Now the explanation from what I've heard is that Kryptonians have evolved mass electromagnetic and radiation inside them. So the heat beams come from his own radioactive body. Though...if they are composed almost completely of radiation why does kryptonite weaken them? I could see make their powers go out of control but not weaken.
 
Okay, but WHY would they they develop such abilities? It's not like they can tap into these powers while under the red sun of Krypton, so unless it's just a random mutation that stuck around because it wasn't affecting them, I don't see why they'd have developed that.
 
Or maybe they were tapping into these powers, except under a red sun the effect was so weak it was negligible. Only under a yellow sun do the powers actually do any damage.

Maybe it's kinda like how our human bodies generate their own heat, right? But we've also got heat management measures. That's why we don't overheat when we step out into the sun. We absorb heat from the sun, but our bodies also get rid of the heat through sweating and stuff. But, generally speaking, we don't feel heat coming from other people, unless we're really close.

So maybe Kryptonians can, indeed, absorb some solar radiation and release it from their bodies, but the overall effect is as negligible as when we take in heat from the sun and sweat it off. Only when Kryptonians are exposed to a yellow sun do the powers get amped up.
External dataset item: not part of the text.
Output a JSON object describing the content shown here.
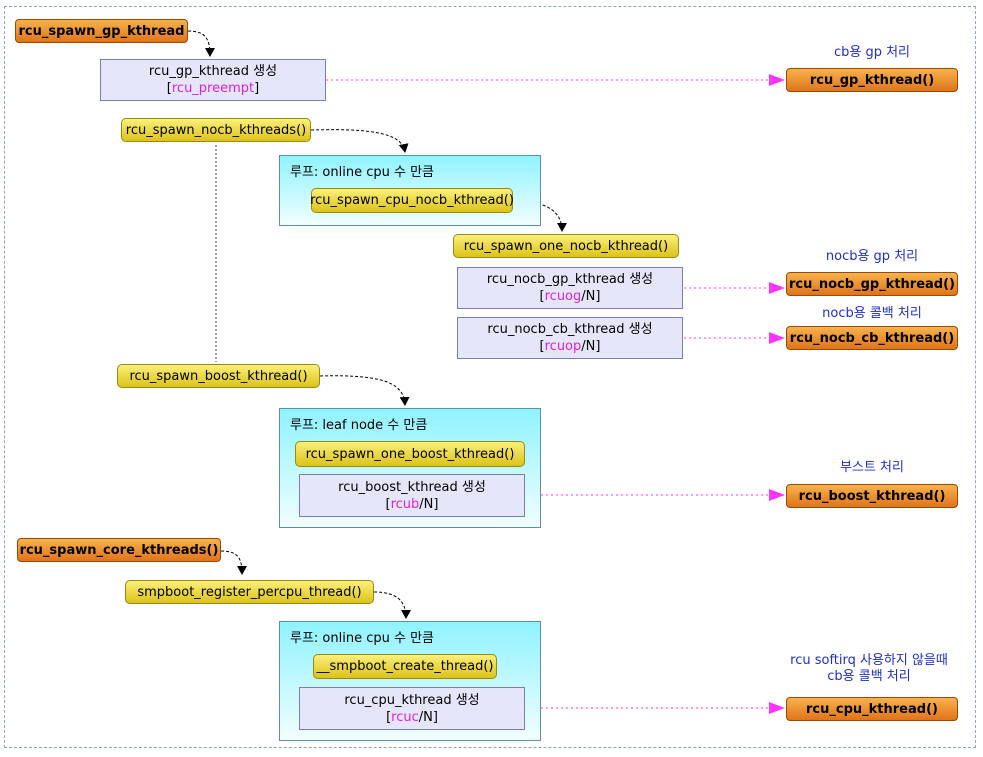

I dunno, I'm just speculating here.
 
Okay, but WHY would they they develop such abilities? It's not like they can tap into these powers while under the red sun of Krypton, so unless it's just a random mutation that stuck around because it wasn't affecting them, I don't see why they'd have developed that.
Hey I'm not saying its not fucking ridiculous, I'm by what I know. To me Krypton shouldn't have evolved ANY form of life. Incredbly high gravity, too close to the step away from super nova son, massivley radioactive planetary core, its just deadly! Kryptonians go against all basis of scientific evolution and make absoutely no sense. I mean really, why would a a species evolve MICROSCOPIC VISION! I can buy heat beams for primordial flame making purposes, but micro-vision is a bit of a push. If they were magic, I would by it but no.
 
Ughhhhh Earth's sun is not yellow.
It's classified as a yellow dwarf. The light it emits is "white" simply by virtue of our human brain interpretting the combinations of its electromagnetic emissions as white.

If we lived under a more "yellow" sun we'd certainly define that as "white" and for all intents and purposes it would be.
 
Shape-shifting! This has always bothered me. How unstable would your body have to be in order to be able physically alter itself as quick as some of these guys do? Hell Richards invented unstable molecule dealies in order to deal with it.

Edit: Also, would any shape shifter have a "base-form"? I mean if something had the ability to shape change 0n a molecular level I don't see how it could ever go back to one hundred percent exactly like it was before.